A class A drug is considered to be an amphetamine and an amphetamine or eco drug and drug ownership or dealing is punishable by the same fine as heroine. Importing more than 200 cigarettes per capita into Thailand is against the law, and this is imposed at immigration control at the airports on arrivals; those who cross the threshold may be subject to a fine tenfold higher than the value of the tobacco.
The Thai government imposed a prohibition on the use of tobacco smoke on certain areas of tourism in January 2018, such as Koh Samui, Pattaya and the counties of Phuket, Prachuap Khiri Khan, Chon Buri and Songkhla. Smokers who get busted in undocumented areas are liable to a penalty of 100,000 bahts or up to one year in jail.
No vaporizers (such as e-cigarettes and e-baraku) or refilled bottles can be brought to Thailand. They are likely to be seized and could be punishable by a financial penalty or jail sentence of up to 10 years. Selling or delivering e-cigarettes and similar equipment is also prohibited and you could face a large penalty or up to 5 years in jail if found culpable.
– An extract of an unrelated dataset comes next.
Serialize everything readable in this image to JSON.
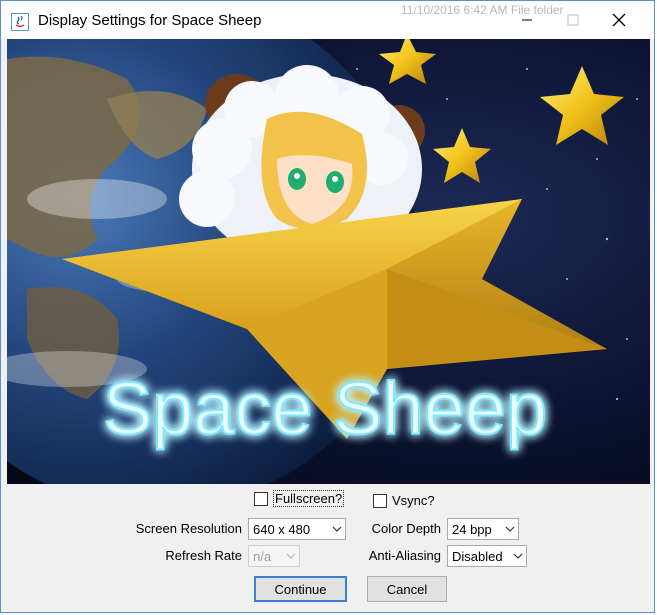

A number of UK citizens have been detained for owning evaporators and e-cigarettes. Thailand is a party to the International Agreement on International Trade in Endangered Species of Wild Fauna and Flora (CITES). The Commission has also recently tightened national laws and banned the sale of ivories. The perpetrators who have been found purchasing or trading these objects could be subject to criminal prosecution and imprisonment or financial penalties.
In general, Thailand is a forgiving and advanced place for travelers travelling with GLGBT. Some of the societies are involved in running lives and there are also welfare institutions. Enmity against travelers to Thailand is scarce, although in parts of Thai societies more tolerance than acceptance is shown for children's right to travel with them. There are no laws on same-sex weddings in Thailand; same-sex weddings contracted elsewhere are not recognized.
No third sex is recognised in Thailand. Read our information and counseling page for the LAGBT fellowship before you leave.